China no inventó esta táctica. Meta la aplicó primero con su familia de modelos LLaMA, también de código abierto, que desde 2023 se ha convertido en la base de miles de proyectos en todo el mundo. Pekín ha tomado ese manual y lo ha convertido en política de Estado.
Por qué las restricciones de Washington empujan a Pekín hacia el open-source
El Departamento de Comercio de Estados Unidos ha restringido progresivamente la exportación de chips de alto rendimiento a China, con medidas que afectan a productos de Nvidia, AMD e Intel.
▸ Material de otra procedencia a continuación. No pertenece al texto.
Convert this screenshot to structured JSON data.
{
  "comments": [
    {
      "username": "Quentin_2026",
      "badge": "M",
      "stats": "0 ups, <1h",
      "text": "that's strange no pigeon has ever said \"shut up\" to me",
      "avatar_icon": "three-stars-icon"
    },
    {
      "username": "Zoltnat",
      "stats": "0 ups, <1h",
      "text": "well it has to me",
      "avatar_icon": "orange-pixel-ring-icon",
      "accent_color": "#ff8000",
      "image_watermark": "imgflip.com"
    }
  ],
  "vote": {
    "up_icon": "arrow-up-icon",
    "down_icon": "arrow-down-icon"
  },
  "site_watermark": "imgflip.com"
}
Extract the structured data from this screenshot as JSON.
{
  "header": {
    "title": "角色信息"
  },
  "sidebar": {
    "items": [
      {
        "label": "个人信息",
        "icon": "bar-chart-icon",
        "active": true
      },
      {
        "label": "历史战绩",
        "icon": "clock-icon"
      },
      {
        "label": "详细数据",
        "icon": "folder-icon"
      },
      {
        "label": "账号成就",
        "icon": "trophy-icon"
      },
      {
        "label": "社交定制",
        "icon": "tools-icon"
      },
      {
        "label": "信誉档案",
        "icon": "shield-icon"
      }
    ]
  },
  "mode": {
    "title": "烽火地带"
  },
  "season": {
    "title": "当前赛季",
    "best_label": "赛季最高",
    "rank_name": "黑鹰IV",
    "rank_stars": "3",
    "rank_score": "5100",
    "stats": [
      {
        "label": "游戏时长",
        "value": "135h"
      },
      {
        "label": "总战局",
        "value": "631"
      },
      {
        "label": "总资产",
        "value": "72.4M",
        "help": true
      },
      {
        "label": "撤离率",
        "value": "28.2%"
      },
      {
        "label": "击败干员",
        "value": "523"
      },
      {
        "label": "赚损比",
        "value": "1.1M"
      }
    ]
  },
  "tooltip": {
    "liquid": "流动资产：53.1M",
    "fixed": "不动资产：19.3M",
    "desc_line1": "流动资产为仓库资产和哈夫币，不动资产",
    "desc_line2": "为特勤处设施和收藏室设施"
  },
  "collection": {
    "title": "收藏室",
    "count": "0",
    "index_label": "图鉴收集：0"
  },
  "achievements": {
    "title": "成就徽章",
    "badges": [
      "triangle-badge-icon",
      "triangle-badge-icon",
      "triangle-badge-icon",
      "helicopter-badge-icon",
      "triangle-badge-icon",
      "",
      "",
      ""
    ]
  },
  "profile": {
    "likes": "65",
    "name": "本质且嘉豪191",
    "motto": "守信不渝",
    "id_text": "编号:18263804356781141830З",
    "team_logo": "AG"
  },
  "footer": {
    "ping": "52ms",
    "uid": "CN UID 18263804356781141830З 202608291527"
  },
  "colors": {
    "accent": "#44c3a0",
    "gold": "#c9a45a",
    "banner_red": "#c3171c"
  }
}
Sin acceso fluido al hardware más potente, las empresas chinas de IA han tenido que optimizar sus modelos para funcionar con menos recursos computacionales, lo que paradójicamente las ha hecho más eficientes y más fáciles de desplegar en entornos con infraestructura limitada.
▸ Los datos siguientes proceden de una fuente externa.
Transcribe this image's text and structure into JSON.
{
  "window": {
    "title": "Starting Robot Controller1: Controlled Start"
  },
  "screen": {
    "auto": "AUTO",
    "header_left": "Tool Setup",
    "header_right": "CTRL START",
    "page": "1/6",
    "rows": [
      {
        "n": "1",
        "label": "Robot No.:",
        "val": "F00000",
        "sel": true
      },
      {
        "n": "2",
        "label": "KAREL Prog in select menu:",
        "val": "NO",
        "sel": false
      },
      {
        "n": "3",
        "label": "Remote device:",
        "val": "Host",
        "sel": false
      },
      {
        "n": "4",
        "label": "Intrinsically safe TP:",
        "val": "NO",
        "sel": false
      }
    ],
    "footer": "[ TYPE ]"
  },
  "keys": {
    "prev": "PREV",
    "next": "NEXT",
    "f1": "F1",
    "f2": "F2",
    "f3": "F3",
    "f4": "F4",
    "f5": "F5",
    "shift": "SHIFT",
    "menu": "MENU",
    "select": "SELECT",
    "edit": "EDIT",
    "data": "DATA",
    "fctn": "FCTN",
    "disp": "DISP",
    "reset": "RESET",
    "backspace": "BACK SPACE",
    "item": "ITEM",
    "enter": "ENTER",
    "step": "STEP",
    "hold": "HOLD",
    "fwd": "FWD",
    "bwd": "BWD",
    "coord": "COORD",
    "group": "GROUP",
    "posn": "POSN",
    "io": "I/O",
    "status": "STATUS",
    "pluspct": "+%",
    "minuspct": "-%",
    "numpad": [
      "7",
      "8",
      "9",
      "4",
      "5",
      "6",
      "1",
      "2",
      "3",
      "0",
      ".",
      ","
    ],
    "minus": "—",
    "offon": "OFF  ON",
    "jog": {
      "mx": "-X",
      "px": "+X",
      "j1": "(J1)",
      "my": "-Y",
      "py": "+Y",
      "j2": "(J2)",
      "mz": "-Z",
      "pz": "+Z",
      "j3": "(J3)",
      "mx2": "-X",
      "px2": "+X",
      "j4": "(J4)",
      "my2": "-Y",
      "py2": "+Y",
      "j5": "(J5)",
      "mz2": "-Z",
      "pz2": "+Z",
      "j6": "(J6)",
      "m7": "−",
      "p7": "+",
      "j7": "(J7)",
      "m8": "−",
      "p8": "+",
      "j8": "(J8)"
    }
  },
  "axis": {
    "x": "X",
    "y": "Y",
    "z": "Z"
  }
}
Ese es un argumento de venta poderoso para mercados emergentes. Un modelo que funciona bien con menos GPU es más accesible para una pyme en Lima o una startup en Lagos que uno que requiere clústeres de computación de última generación.
El resultado es una reconfiguración del mapa competitivo. Estados Unidos domina los modelos propietarios de mayor rendimiento, como GPT-4o de OpenAI o Gemini de Google. China compite en el segmento abierto y accesible, donde la adopción masiva importa más que el benchmark técnico más alto.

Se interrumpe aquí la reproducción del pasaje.